I've found that, just as designers can get lost and blocked staring at the blank canvas or computer screen, content creators and product experts may have trouble or be wary of committing copy to a piece of collateral that will potentially be around for a while. When you need to just get something for sales and marketing support, it's much easier to convince writers and product experts to provide content when you can say that the Docucolor allows you to print just a few for now without the pressure of printing tons of collateral to acheive economies of scale. This seems to make people comfortable and it's easier to get content out of them to make some material. Sellsheet shells can also be imprinted right there in the office, if there's an emergency or a very low-run specialized piece, making them even more flexible for marketing and sales.

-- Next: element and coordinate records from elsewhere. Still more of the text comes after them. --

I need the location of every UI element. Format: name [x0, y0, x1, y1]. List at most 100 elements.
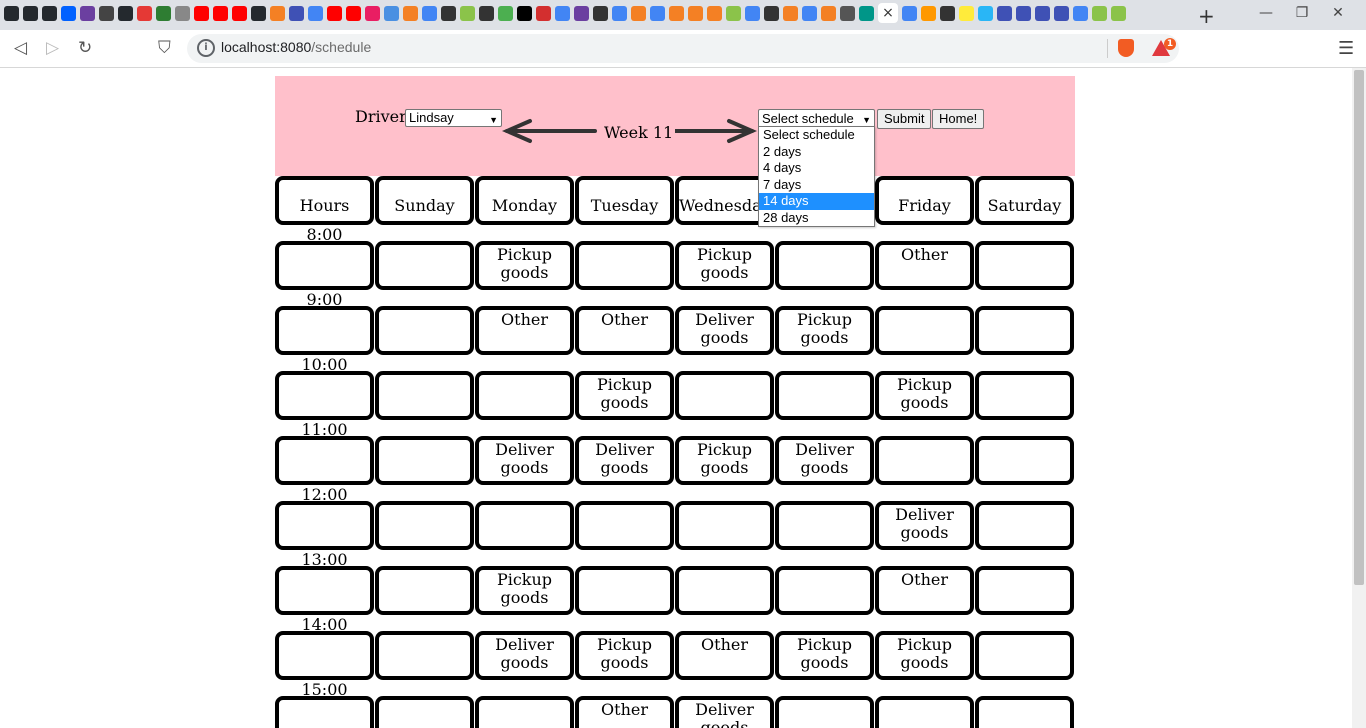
schedule-cell[interactable]: Pickup goods [875, 371, 974, 420]
schedule-cell[interactable] [475, 696, 574, 728]
scrollbar-thumb[interactable] [1354, 70, 1364, 585]
tab-favicon-icon[interactable] [80, 6, 95, 21]
tab-favicon-icon[interactable] [688, 6, 703, 21]
tab-favicon-icon[interactable] [175, 6, 190, 21]
schedule-cell[interactable] [675, 501, 774, 550]
schedule-cell[interactable] [275, 241, 374, 290]
tab-favicon-icon[interactable] [574, 6, 589, 21]
tab-favicon-icon[interactable] [726, 6, 741, 21]
schedule-cell[interactable] [475, 501, 574, 550]
tab-favicon-icon[interactable] [517, 6, 532, 21]
tab-favicon-icon[interactable] [764, 6, 779, 21]
new-tab-button[interactable]: + [1198, 4, 1215, 28]
schedule-cell[interactable] [275, 696, 374, 728]
back-icon[interactable]: ◁ [14, 38, 27, 58]
address-bar[interactable]: i localhost:8080/schedule [187, 34, 1179, 63]
tab-favicon-icon[interactable] [1016, 6, 1031, 21]
schedule-cell[interactable]: Deliver goods [475, 436, 574, 485]
schedule-cell[interactable] [275, 436, 374, 485]
schedule-cell[interactable]: Pickup goods [475, 241, 574, 290]
schedule-cell[interactable]: Pickup goods [875, 631, 974, 680]
forward-icon[interactable]: ▷ [46, 38, 59, 58]
schedule-cell[interactable] [775, 371, 874, 420]
schedule-cell[interactable] [375, 371, 474, 420]
schedule-cell[interactable] [475, 371, 574, 420]
brave-shield-icon[interactable] [1118, 39, 1134, 57]
site-info-icon[interactable]: i [197, 39, 215, 57]
tab-favicon-icon[interactable] [978, 6, 993, 21]
schedule-cell[interactable] [375, 566, 474, 615]
tab-favicon-icon[interactable] [631, 6, 646, 21]
bookmark-icon[interactable]: ⛉ [158, 38, 171, 58]
schedule-cell[interactable]: Other [675, 631, 774, 680]
vertical-scrollbar[interactable] [1352, 68, 1366, 728]
schedule-cell[interactable] [275, 371, 374, 420]
tab-favicon-icon[interactable] [940, 6, 955, 21]
schedule-cell[interactable]: Other [575, 696, 674, 728]
tab-favicon-icon[interactable] [921, 6, 936, 21]
tab-favicon-icon[interactable] [23, 6, 38, 21]
tab-favicon-icon[interactable] [1035, 6, 1050, 21]
tab-favicon-icon[interactable] [422, 6, 437, 21]
schedule-cell[interactable] [575, 566, 674, 615]
tab-favicon-icon[interactable] [403, 6, 418, 21]
tab-favicon-icon[interactable] [1111, 6, 1126, 21]
schedule-cell[interactable]: Other [575, 306, 674, 355]
tab-favicon-icon[interactable] [479, 6, 494, 21]
schedule-cell[interactable] [375, 241, 474, 290]
tab-favicon-icon[interactable] [821, 6, 836, 21]
tab-favicon-icon[interactable] [840, 6, 855, 21]
tab-favicon-icon[interactable] [270, 6, 285, 21]
tab-favicon-icon[interactable] [859, 6, 874, 21]
schedule-cell[interactable] [775, 241, 874, 290]
tab-favicon-icon[interactable] [99, 6, 114, 21]
menu-icon[interactable]: ☰ [1338, 38, 1354, 59]
schedule-cell[interactable] [975, 306, 1074, 355]
tab-favicon-icon[interactable] [783, 6, 798, 21]
schedule-cell[interactable] [375, 306, 474, 355]
schedule-cell[interactable] [775, 501, 874, 550]
tab-favicon-icon[interactable] [327, 6, 342, 21]
close-window-button[interactable]: ✕ [1320, 5, 1356, 21]
tab-favicon-icon[interactable] [194, 6, 209, 21]
schedule-cell[interactable] [975, 566, 1074, 615]
schedule-cell[interactable] [775, 566, 874, 615]
schedule-cell[interactable] [975, 501, 1074, 550]
tab-favicon-icon[interactable] [137, 6, 152, 21]
schedule-cell[interactable]: Pickup goods [675, 241, 774, 290]
schedule-cell[interactable] [775, 696, 874, 728]
previous-week-arrow-icon[interactable] [501, 119, 597, 143]
reload-icon[interactable]: ↻ [78, 38, 92, 58]
schedule-cell[interactable] [275, 501, 374, 550]
schedule-option[interactable]: 2 days [759, 144, 874, 161]
schedule-cell[interactable] [975, 241, 1074, 290]
tab-favicon-icon[interactable] [308, 6, 323, 21]
tab-favicon-icon[interactable] [1073, 6, 1088, 21]
schedule-cell[interactable]: Other [875, 241, 974, 290]
schedule-cell[interactable]: Deliver goods [675, 306, 774, 355]
tab-favicon-icon[interactable] [745, 6, 760, 21]
tab-favicon-icon[interactable] [289, 6, 304, 21]
tab-favicon-icon[interactable] [802, 6, 817, 21]
schedule-cell[interactable]: Deliver goods [775, 436, 874, 485]
schedule-cell[interactable] [575, 241, 674, 290]
schedule-option[interactable]: 7 days [759, 177, 874, 194]
minimize-button[interactable]: — [1248, 5, 1284, 21]
schedule-cell[interactable] [975, 631, 1074, 680]
schedule-cell[interactable] [375, 631, 474, 680]
tab-favicon-icon[interactable] [213, 6, 228, 21]
url-text[interactable]: localhost:8080/schedule [221, 39, 371, 55]
tab-favicon-icon[interactable] [232, 6, 247, 21]
tab-favicon-icon[interactable] [346, 6, 361, 21]
schedule-cell[interactable]: Other [475, 306, 574, 355]
tab-favicon-icon[interactable] [460, 6, 475, 21]
tab-favicon-icon[interactable] [42, 6, 57, 21]
tab-favicon-icon[interactable] [669, 6, 684, 21]
schedule-cell[interactable] [875, 696, 974, 728]
schedule-option[interactable]: 28 days [759, 210, 874, 227]
tab-favicon-icon[interactable] [555, 6, 570, 21]
schedule-cell[interactable] [575, 501, 674, 550]
schedule-cell[interactable]: Pickup goods [575, 631, 674, 680]
next-week-arrow-icon[interactable] [660, 119, 758, 143]
tab-favicon-icon[interactable] [536, 6, 551, 21]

A downside to Docucolor is that Xerox charges your service bureau a set click-rate that you can't avoid. So the unit price for 100 Docucolored imprints is the same as the unit price for one imprint. This can make higher-volume work more expensive than offset and usually inadvisable. But compare the offset numbers against the Docucolor ones to be sure.

Also, when you are considering papers and printing processes for creating your shells, you should take into account the Docucolor and laser printability of your finished piece. Test out your desired paper on a color and a B&W laser printer to make sure the toner will stick to the paper well. I like a matte coated cover-weight sheet, and i like to run an aqueous coating over the header, which gives it a little extra finished look.

So, that's the deal with pre-printed shells, and their imprinting. What do you think? Do you have another way of working to acheive high flexibility with collateral?